La plate-forme citoyenne " Barcelone en commun ", soutenue par le parti anti-austérité Podemos, qui a remporté la mairie en mai, a recentré le débat sur des questions sociales et sociétales, le modèle touristique, la pauvreté ou le logement. A l'échelle régionale, Podemos présente des listes " Oui c'est possible ", avec les écolo-socialistes et des militants associatifs, et pourrait court-circuiter la tentative d'Artur Mas de polariser le débat politique autour de la seule question de l'indépendance, pour le recentrer sur la politique sociale et la lutte contre la corruption.
" Dialogue " et " écoute "
Place Jaume-Ier, la nouvelle maire de Barcelone, Ada Colau, est le symbole de ce changement. L'ancienne porte-parole de la Plate-forme des victimes des crédits immobiliers (PAH) a troqué ses jeans élimés pour le tailleur, le mégaphone pour le micro de la salle de conseil municipal, les manifestations devant les banques pour les réunions en tête à tête avec le patronat. En quarante jours, malgré quelques polémiques, elle est parvenue à séduire ses interlocuteurs. " Je n'ai pas vu de rupture, reconnaît, sous couvert d'anonymat, le président d'une importante association patronale catalane. C'est une personne aimable, qui sait dialoguer et écouter et qui, étant donné son idéologie, semble raisonnable. "

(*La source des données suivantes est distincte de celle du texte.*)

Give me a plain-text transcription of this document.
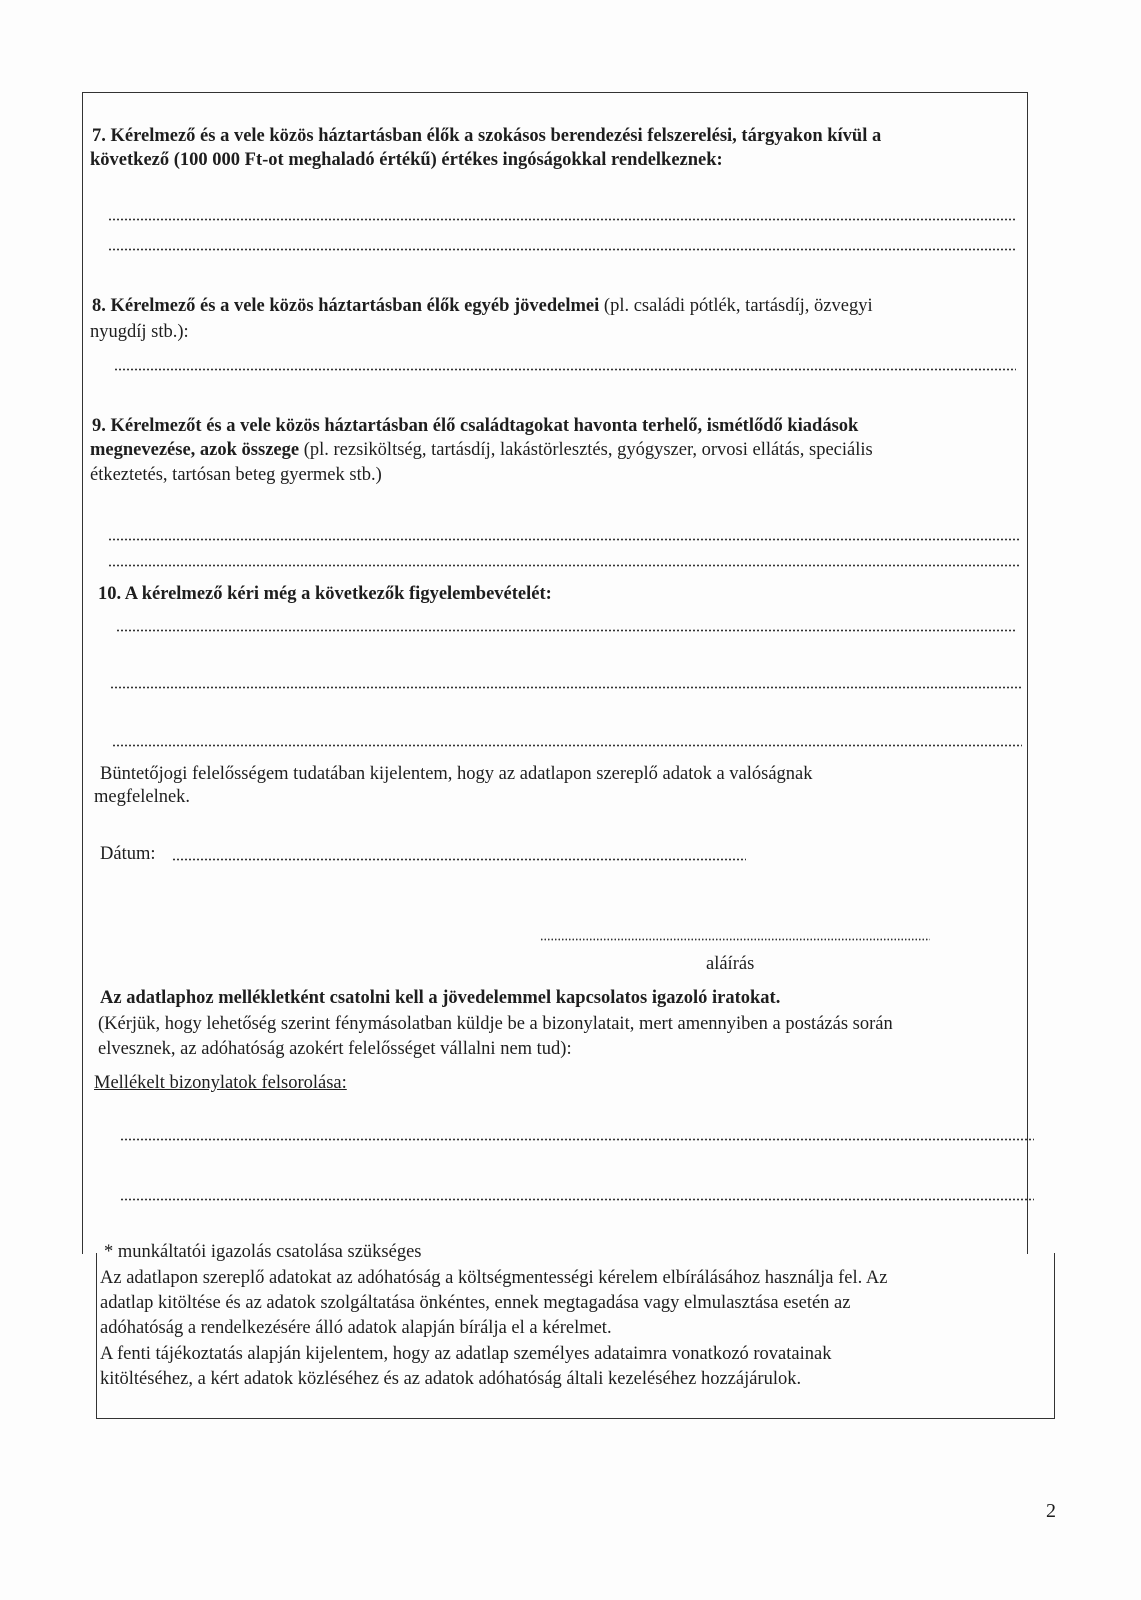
7. Kérelmező és a vele közös háztartásban élők a szokásos berendezési felszerelési, tárgyakon kívül a
következő (100 000 Ft-ot meghaladó értékű) értékes ingóságokkal rendelkeznek:
8. Kérelmező és a vele közös háztartásban élők egyéb jövedelmei (pl. családi pótlék, tartásdíj, özvegyi
nyugdíj stb.):
9. Kérelmezőt és a vele közös háztartásban élő családtagokat havonta terhelő, ismétlődő kiadások
megnevezése, azok összege (pl. rezsiköltség, tartásdíj, lakástörlesztés, gyógyszer, orvosi ellátás, speciális
étkeztetés, tartósan beteg gyermek stb.)
10. A kérelmező kéri még a következők figyelembevételét:
Büntetőjogi felelősségem tudatában kijelentem, hogy az adatlapon szereplő adatok a valóságnak
megfelelnek.
Dátum:
aláírás
Az adatlaphoz mellékletként csatolni kell a jövedelemmel kapcsolatos igazoló iratokat.
(Kérjük, hogy lehetőség szerint fénymásolatban küldje be a bizonylatait, mert amennyiben a postázás során
elvesznek, az adóhatóság azokért felelősséget vállalni nem tud):
Mellékelt bizonylatok felsorolása:
* munkáltatói igazolás csatolása szükséges
Az adatlapon szereplő adatokat az adóhatóság a költségmentességi kérelem elbírálásához használja fel. Az
adatlap kitöltése és az adatok szolgáltatása önkéntes, ennek megtagadása vagy elmulasztása esetén az
adóhatóság a rendelkezésére álló adatok alapján bírálja el a kérelmet.
A fenti tájékoztatás alapján kijelentem, hogy az adatlap személyes adataimra vonatkozó rovatainak
kitöltéséhez, a kért adatok közléséhez és az adatok adóhatóság általi kezeléséhez hozzájárulok.
2
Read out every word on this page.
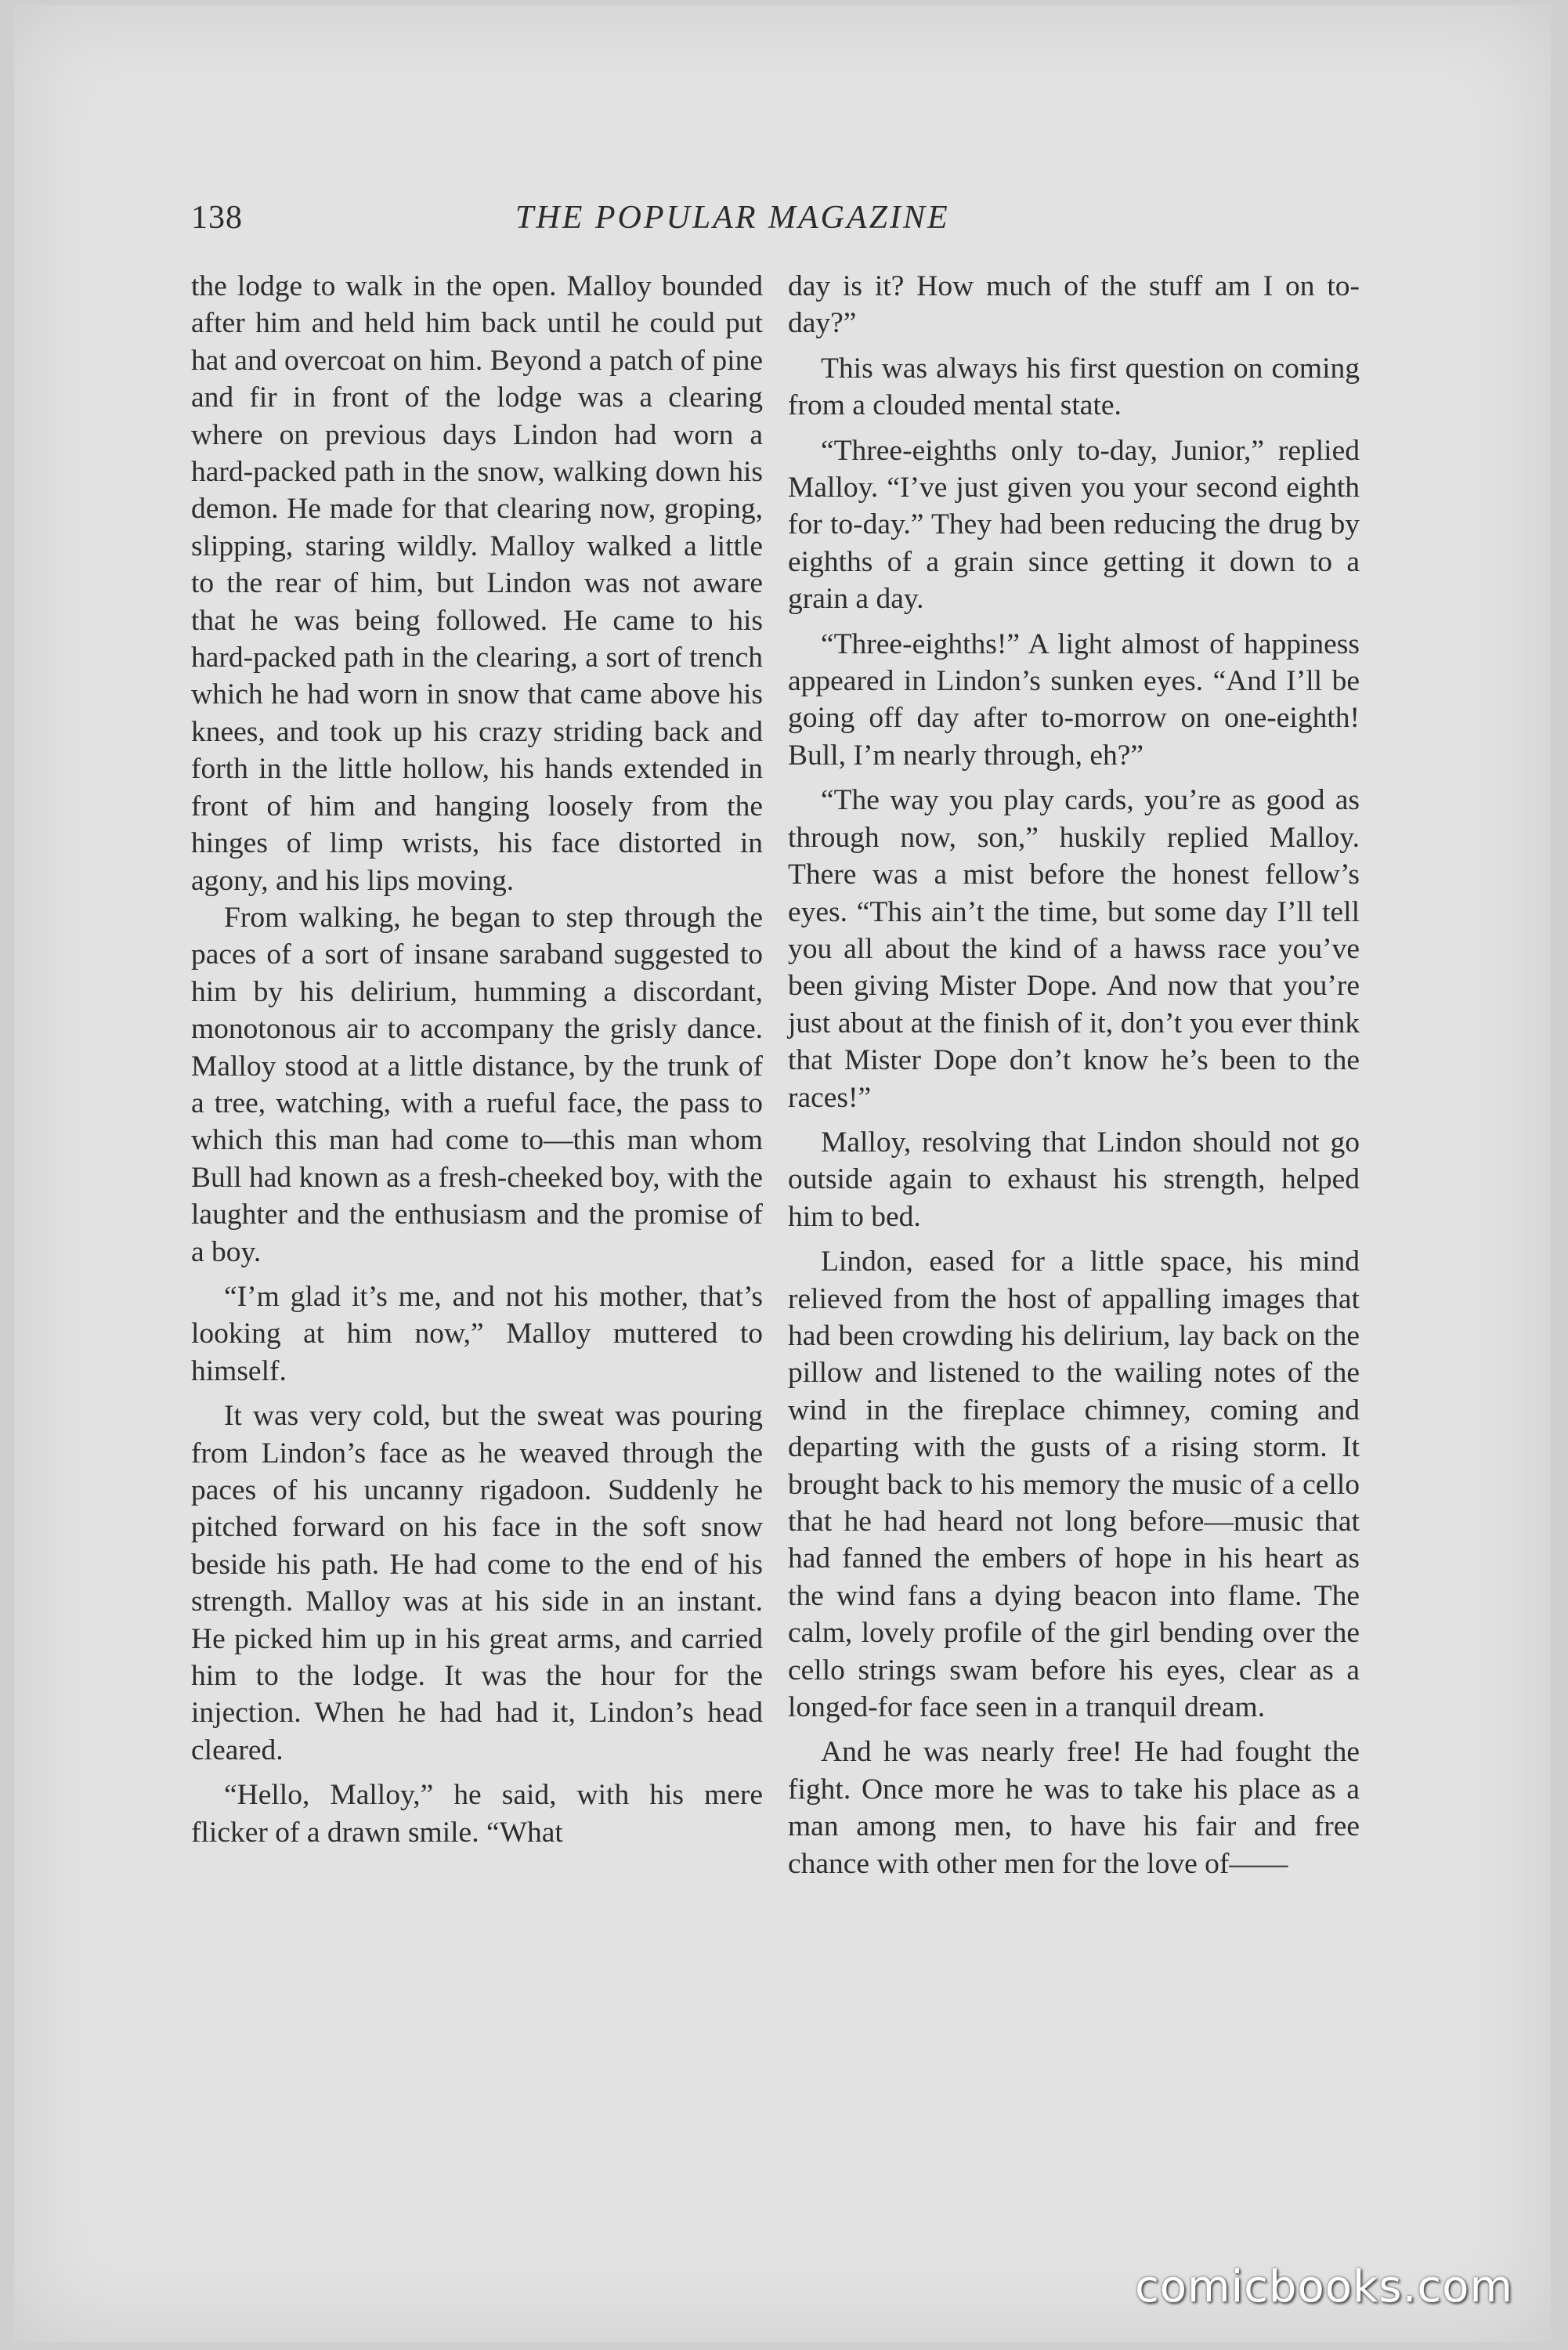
138	THE POPULAR MAGAZINE

the lodge to walk in the open. Malloy bounded after him and held him back until he could put hat and overcoat on him. Beyond a patch of pine and fir in front of the lodge was a clearing where on previous days Lindon had worn a hard-packed path in the snow, walking down his demon. He made for that clearing now, groping, slipping, staring wildly. Malloy walked a little to the rear of him, but Lindon was not aware that he was being followed. He came to his hard-packed path in the clearing, a sort of trench which he had worn in snow that came above his knees, and took up his crazy striding back and forth in the little hollow, his hands extended in front of him and hanging loosely from the hinges of limp wrists, his face distorted in agony, and his lips moving.

From walking, he began to step through the paces of a sort of insane saraband suggested to him by his delirium, humming a discordant, monotonous air to accompany the grisly dance. Malloy stood at a little distance, by the trunk of a tree, watching, with a rueful face, the pass to which this man had come to—this man whom Bull had known as a fresh-cheeked boy, with the laughter and the enthusiasm and the promise of a boy.

“I’m glad it’s me, and not his mother, that’s looking at him now,” Malloy muttered to himself.

It was very cold, but the sweat was pouring from Lindon’s face as he weaved through the paces of his uncanny rigadoon. Suddenly he pitched forward on his face in the soft snow beside his path. He had come to the end of his strength. Malloy was at his side in an instant. He picked him up in his great arms, and carried him to the lodge. It was the hour for the injection. When he had had it, Lindon’s head cleared.

“Hello, Malloy,” he said, with his mere flicker of a drawn smile. “What

day is it? How much of the stuff am I on to-day?”

This was always his first question on coming from a clouded mental state.

“Three-eighths only to-day, Junior,” replied Malloy. “I’ve just given you your second eighth for to-day.” They had been reducing the drug by eighths of a grain since getting it down to a grain a day.

“Three-eighths!” A light almost of happiness appeared in Lindon’s sunken eyes. “And I’ll be going off day after to-morrow on one-eighth! Bull, I’m nearly through, eh?”

“The way you play cards, you’re as good as through now, son,” huskily replied Malloy. There was a mist before the honest fellow’s eyes. “This ain’t the time, but some day I’ll tell you all about the kind of a hawss race you’ve been giving Mister Dope. And now that you’re just about at the finish of it, don’t you ever think that Mister Dope don’t know he’s been to the races!”

Malloy, resolving that Lindon should not go outside again to exhaust his strength, helped him to bed.

Lindon, eased for a little space, his mind relieved from the host of appalling images that had been crowding his delirium, lay back on the pillow and listened to the wailing notes of the wind in the fireplace chimney, coming and departing with the gusts of a rising storm. It brought back to his memory the music of a cello that he had heard not long before—music that had fanned the embers of hope in his heart as the wind fans a dying beacon into flame. The calm, lovely profile of the girl bending over the cello strings swam before his eyes, clear as a longed-for face seen in a tranquil dream.

And he was nearly free! He had fought the fight. Once more he was to take his place as a man among men, to have his fair and free chance with other men for the love of——

comicbooks.com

Arrivée au pouvoir le 13 juin, elle a augmenté les fonds destinés aux enfants en risque de pauvreté, " un quart des enfants de Barcelone ", rappelle-t-elle. Elle a tenu des réunions avec les présidents des principales banques pour leur demander de mettre à disposition de la ville leurs logements vides, en les vendant à bon prix ou en les cédant de manière temporaire en échange de leur réhabilitation. " La priorité de notre mandat est d'augmenter le parc de logements sociaux, qui représente à peine 1 % du total, explique-t-elle au Monde. Nous faisons preuve de bonne volonté pour dialoguer. De leur côté, les banques se sont engagées à examiner nos requêtes. Mais s'il n'y a pas d'avancée, nous les sanctionnerons pour les logements vides qu'elles détiennent. S'il faut mettre des amendes, nous le ferons. "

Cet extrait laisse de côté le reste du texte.